On September 11 2001 in the immediate aftermath of the attack on the World Trade Centre the United States closed its air space to prevent any further attacks. Just one small problem there were already plenty of planes in the air waiting to land. Thirty eight of those planes were diverted to a tiny little town called Gander in Newfoundland, Canada. 7000 people (almost as many who lived in the 9000 strong town) ended up staying in Gander for 5 days until US airspace re-opened. But the good people of Gander were more than up for the challenge.
Come from Far Away-a brand new musical import from Broadway from David Hein and Irene Sankoff (who together wrote the book, music and lyrics) tells the story of the people of Gander & those who were on the planes over those 5 fateful days. A cast of 12 plays everyone in Gander and various different passengers. While some characters are composites of their real life counterparts they’re all fascinating and so wonderfully realised -the Mayor who had to deal with an influx of scared, tired, hungry strangers into his town, the news anchor in her first week on the job handed the story of a lifetime, the gay couple too nervous to share their sexuality with the denizens of the small, religious town only to discover it’s the most gay friendly place ever, the Rabbi whose presence in the town prompts a resident to confess that his family left Germany before WWII and was warned never to reveal to anyone that he was Jewish, the world renowned Muslim chef who was constantly kicked out of the kitchen and the Texan divorcee and British businessman who met when their planes landed in Gander and who fell in love.
The set is extremely simple but clever use of minimal props by director Christopher Ashley means that the cast can evoke being in bars, coffee shops, planes & even a romantic mountain overlook without our imaginations being strained too hard. The music is stonkingly good fun -like Gander itself it’s a mix of styles and influences with songs Welcome to the Rock & the Finale/Screech Out especially sure to make you want to jump to your feet and stamp and clap along.
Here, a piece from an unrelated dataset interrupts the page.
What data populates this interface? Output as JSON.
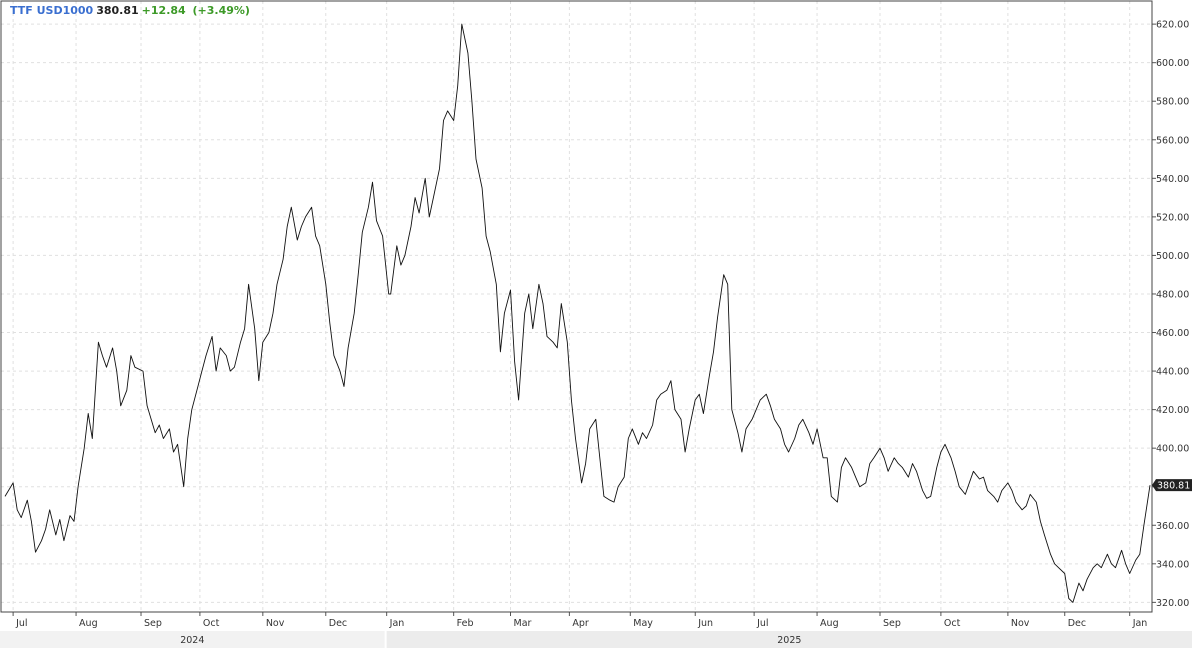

The band is brilliant – it’s the only show I’ve seen where the band get their own curtain call and it is thoroughly well deserved.
The cast is brilliant -not a weak link among them. I especially liked Rachel Tucker (who has one hell of a set of pipes) who plays Captain Beverley Bass -one of the captains of the planes and the first female captain of an American Airlines plane. She also plays a citizen of Gander who is amusingly rather taken with a BA pilot. Also brilliant is Clive Carter as the Mayor of Gander, Cat Simmons who brings grace and soul to her role as a stranded passenger whose son, a firefighter, is missing and Jonathan Andrew Hume who plays multiple rather tricky roles including Kevin one half of the gay couple stranded in Gander. I was also deeply charmed by Nathanael Campbell who plays a New York native who is baffled by the generosity of the townsfolk of Gander. Initially worried about his wallet being stolen as he slept he soon realised that wasn’t a concern when he was asked to take everyone’s grills from their homes for a cookout. Not only did he not get shot as he feared but every place he went they offered him tea and offered to help him steal their own grills!
The generosity of the people of Gander was extraordinary. Shops let people take what they needed off the shelves. Residents invited people into their homes to stay and have showers. They cared for 7000 people for 5 days and wouldn’t take a penny for it. Come From Far Away tells their story and it’s a reminder that sometimes, just sometimes, people can be AMAZING.
We’re living through rough times. The world has gotten a little darker, a little nastier, a little more unkind than it used to be a few years ago. The news cycle is non stop misery & the realisation that so many people in this country voted to be more insular, to return to a darker more unenlightened time has been very hard to deal with. But Come From Far Away is a wonderful antidote to all that misery. It’s a glorious warm hug of a show. It will reinstate your faith in humanity if only for a couple of hours. So put your troubles to one side and race to the Phoenix Theatre and lose yourself in the kindness of the good people of Gander. You won’t regret a second if it.